Last week’s annual American Bar Association White Collar Crime conference offered helpful glimpses into some emerging issues and recent trends in government enforcement both at home and abroad. Today and tomorrow, we feature the Top Ten takeaways from the conference for individuals, companies, and white collar practitioners as compiled by our partners in attendance.
- The Department of Justice’s FCPA Unit is alive and well and plans to aggressively enforce the FCPA in 2014.
Patrick Stokes, the new Chief of the DOJ’s FCPA unit, stated that he expects a number of “significant corporate resolutions” in 2014 and that the FCPA unit expects an increased budget in 2014. He emphasized that the unit is working closely with foreign jurisdictions in order to coordinate prosecutions in multi-jurisdictional cases and – at least in theory – decrease the likelihood of multiple prosecutions for the same conduct. He also stated that the FCPA unit does not do industry sweeps, but that information from one case does often lead to another case in the same industry. He confirmed that companies should be focused on building better compliance programs and disclosing and cooperating where appropriate. Finally, Ex-Chief Chuck Duross remarked that the biggest FCPA problems from the DOJ’s standpoint are a failure of pre-acquisition due diligence and post-acquisition follow-up. All of these comments make clear that companies should make anti-corruption compliance and due diligence a high-level priority in 2014.
- Individual prosecutions are still a priority.
Not surprisingly, a common theme of the presentations of the DOJ and SEC representatives on the panels was that individual prosecutions are a priority and will continue. This is particularly true under the FCPA. Chief Stokes noted that he expects that in 2014 the unit will continue the trend of charging a number of high-level executives involved in bribery schemes” in part because the unit believes that individual prosecutions increase the deterrent effect of the FCPA.
- Insider trading defenses require a plausible alternative explanation to be successful.
The participants in the insider trading panel all agreed that a critical component of a successful defense against insider trading charges is providing the jury with a plausible alternate explanation as to why the trading occurred. This has often been the fatal missing piece in many of the recent insider trading cases that the DOJ has won. Conversely, a good, plausible alternative explanation can often sink the government’s case (see Mark Cuban). The SEC continues to be very aggressive in bringing cutting-edge cases under the insider trading laws and this may explain its recent track record.
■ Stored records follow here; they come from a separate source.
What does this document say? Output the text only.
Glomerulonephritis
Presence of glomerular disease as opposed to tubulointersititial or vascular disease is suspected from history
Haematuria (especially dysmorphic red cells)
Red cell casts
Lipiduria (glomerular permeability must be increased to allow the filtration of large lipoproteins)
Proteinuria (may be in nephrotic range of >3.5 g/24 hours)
- Negotiating a proffer agreement in the Central/Midwest Region is becoming increasingly more difficult and complicated.
The attorneys at the Central/Midwest region presentation agreed that in some districts, there appears to be a trend away from allowing proffers – or at least, a trend towards making a traditional proffer agreement more difficult to obtain. Some attorneys also noted that AUSAs are beginning to insert confidentiality provisions into proffer agreements, with the result that any discussion of the proffer with any individual other than the client or his attorneys could void the agreement. Several practitioners discussed the issue of joint defense agreements and some recent experiences in which, often in the context of a proffer, AUSAs have specifically asked whether a defendant is a member of a joint defense agreement. There was a consensus that the appropriate response to such a question should be that the attorney simply never answers that question as a matter of practice and that the question may even be inappropriate from a privilege standpoint.
- Courts in the Seventh Circuit are much more likely to grant a below-Guidelines sentence even without the support of the government.
Good news for Seventh Circuit defendants! A chart compiled by Sanford J. Boxerman addressing sentencing trends in the Fifth, Sixth, Seventh, Ninth, and Tenth Circuits (comprising the Central/Midwest Region) reveals that courts in the Seventh Circuit are issuing below-Guidelines sentences without the sponsorship of the government in 33.3% of cases – significantly higher than the 18.6% average across those five Circuits. Only 44.4% of defendants in the Seventh Circuit are sentenced within the Guidelines compared to 51.2% across all five Circuits (with comparable above-Guidelines sentencing ranges). This indicates that defendants seeking downward departures in Seventh Circuit trial courts may have an easier time getting them, even without government sponsorship.